А достопочтенный пин с порога слабо улыбнулся Гану Табеку (притом как бы не приметив остальных), проковылял к столу и медленно опустился на скамью против Конана. Всем видом своим он демонстрировал ужасную усталость и философскую отрешенность от всего земного, низменного. Он словно бы витал в облаках и с величием истинного мудреца не обращал внимания на разные мелочи — вроде наглого нищего мальчишки, который поглощал его мясо со скоростью голодного дракона. Но, каково бы ни было настроение пина в данный момент, тем не менее натура брала свое: выпив до дна чашу вина, он покосился на киммерийца и сдвинул брови.

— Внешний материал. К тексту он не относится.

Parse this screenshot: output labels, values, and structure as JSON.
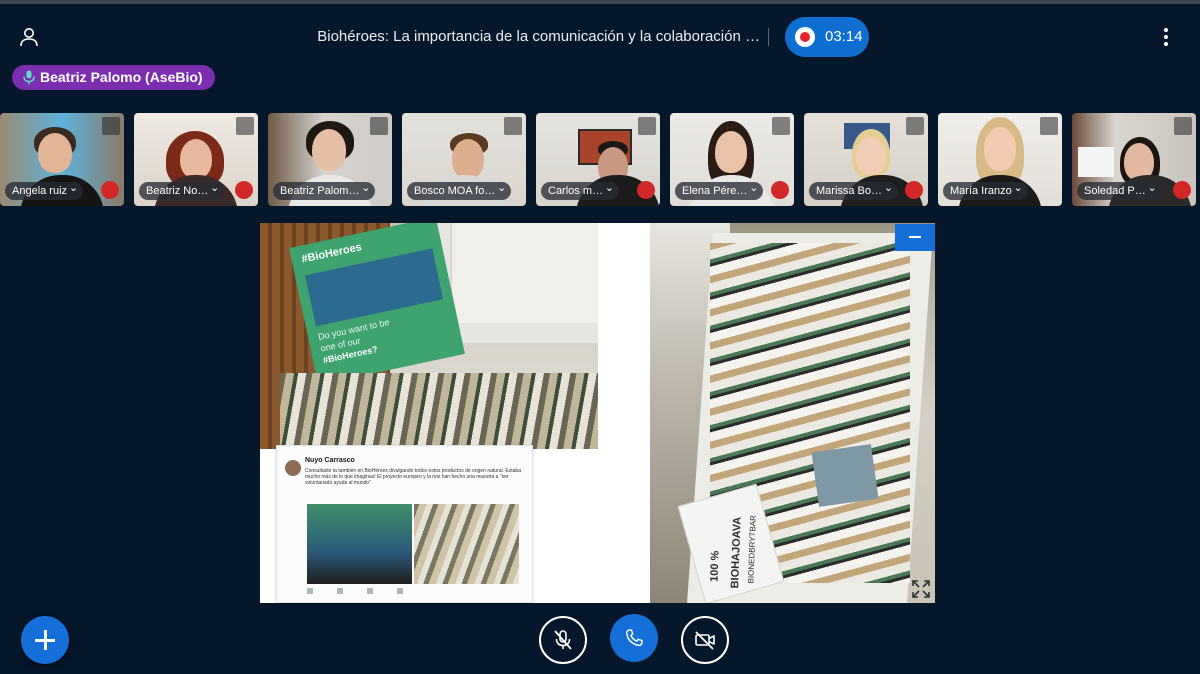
{
  "header": {
    "title": "Biohéroes: La importancia de la comunicación y la colaboración …",
    "recording_time": "03:14"
  },
  "active_speaker": "Beatriz Palomo (AseBio)",
  "participants": [
    {
      "name": "Angela ruiz",
      "muted": true
    },
    {
      "name": "Beatriz No…",
      "muted": true
    },
    {
      "name": "Beatriz Palom…",
      "muted": false
    },
    {
      "name": "Bosco MOA fo…",
      "muted": false
    },
    {
      "name": "Carlos m…",
      "muted": true
    },
    {
      "name": "Elena Pére…",
      "muted": true
    },
    {
      "name": "Marissa Bo…",
      "muted": true
    },
    {
      "name": "María Iranzo",
      "muted": false
    },
    {
      "name": "Soledad P…",
      "muted": true
    }
  ],
  "shared_content": {
    "banner_lines": [
      "#BioHeroes",
      "Do you want to be",
      "one of our",
      "#BioHeroes?"
    ],
    "tweet": {
      "author": "Nuyo Carrasco",
      "text": "Consultaste ta también en BioHéroes divulgando todos estos productos de origen natural. Estaba mucho más de lo que imaginas! El proyecto europeo y la nos han hecho una muestra a \"ser voluntariado ayuda al mundo\""
    },
    "bag_text": [
      "100 %",
      "BIOHAJOAVA",
      "BIONEDBRYTBAR"
    ]
  },
  "colors": {
    "background": "#06172b",
    "accent": "#1470d8",
    "speaker_tag": "#7b2fb0",
    "muted": "#d32828",
    "record": "#e2222d"
  }
}
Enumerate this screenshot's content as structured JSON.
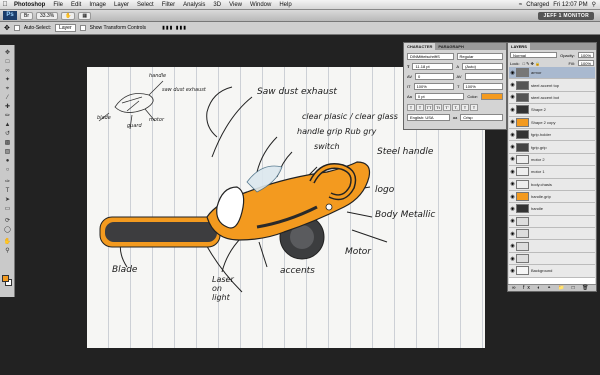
{
  "menubar": {
    "app": "Photoshop",
    "items": [
      "File",
      "Edit",
      "Image",
      "Layer",
      "Select",
      "Filter",
      "Analysis",
      "3D",
      "View",
      "Window",
      "Help"
    ],
    "battery": "Charged",
    "clock": "Fri 12:07 PM"
  },
  "appbar": {
    "logo": "Ps",
    "zoom": "33.3%",
    "workspace": "JEFF 1 MONITOR"
  },
  "options": {
    "auto_select_label": "Auto-Select:",
    "auto_select_value": "Layer",
    "transform_label": "Show Transform Controls"
  },
  "character_panel": {
    "tabs": [
      "CHARACTER",
      "PARAGRAPH"
    ],
    "font": "DINMittelschriftS",
    "style": "Regular",
    "size": "11.18 pt",
    "leading": "(Auto)",
    "kerning": "0",
    "vscale": "100%",
    "hscale": "100%",
    "baseline": "0 pt",
    "color_label": "Color:",
    "color": "#f39a1f",
    "language": "English: USA",
    "aa": "Crisp"
  },
  "layers_panel": {
    "tab": "LAYERS",
    "blend": "Normal",
    "opacity_label": "Opacity:",
    "opacity": "100%",
    "lock_label": "Lock:",
    "fill_label": "Fill:",
    "fill": "100%",
    "layers": [
      {
        "name": "armor",
        "selected": true,
        "thumb": "#777"
      },
      {
        "name": "steel accent top",
        "selected": false,
        "thumb": "#555"
      },
      {
        "name": "steel accent bot",
        "selected": false,
        "thumb": "#555"
      },
      {
        "name": "Shape 2",
        "selected": false,
        "thumb": "#333"
      },
      {
        "name": "Shape 2 copy",
        "selected": false,
        "thumb": "#f39a1f"
      },
      {
        "name": "fgrip.holder",
        "selected": false,
        "thumb": "#333"
      },
      {
        "name": "fgrip.grip",
        "selected": false,
        "thumb": "#444"
      },
      {
        "name": "motor 2",
        "selected": false,
        "thumb": "#eee"
      },
      {
        "name": "motor 1",
        "selected": false,
        "thumb": "#eee"
      },
      {
        "name": "body.chasis",
        "selected": false,
        "thumb": "#eee"
      },
      {
        "name": "handle.grip",
        "selected": false,
        "thumb": "#f39a1f"
      },
      {
        "name": "handle",
        "selected": false,
        "thumb": "#333"
      },
      {
        "name": "",
        "selected": false,
        "thumb": "#ddd"
      },
      {
        "name": "",
        "selected": false,
        "thumb": "#ddd"
      },
      {
        "name": "",
        "selected": false,
        "thumb": "#ddd"
      },
      {
        "name": "",
        "selected": false,
        "thumb": "#ddd"
      },
      {
        "name": "Background",
        "selected": false,
        "thumb": "#f6f6f6"
      }
    ]
  },
  "sketch_notes": {
    "saw_dust": "Saw dust exhaust",
    "clear_glass": "clear plasic / clear glass",
    "handle_grip": "handle grip Rub gry",
    "switch": "switch",
    "steel_handle": "Steel handle",
    "logo": "logo",
    "body_metallic": "Body Metallic",
    "motor": "Motor",
    "accents": "accents",
    "laser": "Laser on light",
    "blade": "Blade",
    "thumb_handle": "handle",
    "thumb_saw": "saw dust exhaust",
    "thumb_blade": "blade",
    "thumb_guard": "guard",
    "thumb_motor": "motor"
  }
}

Никакой реакции со стороны Конана на это не последовало. Проще говоря, он вообще ничего не заметил, поскольку не смотрел на хозяина, а интенсивно насыщался. Тогда благородный пин выпучил глаза и издал некий звук, сходный с писком простуженной полевой мыши. Конан мельком взглянул на него, однако явно не понял, что сие означает. Пришлось Эбелю смириться — иначе он мог остаться без жаркого. Трапеза прошла в молчании. Девиц изгнала из зала Илиана, справедливо считая, что сейчас пин не расположен наслаждаться их танцем; лютнисты пригорюнились в самом темном углу — все шло к тому, что их нынче же прогонят прочь, не заплатив и пары медных монет; слуги выстроились в ряд и таращились на Эбеля, изо всех сил пытаясь придать своим взорам выражение бескрайней любви и почтения.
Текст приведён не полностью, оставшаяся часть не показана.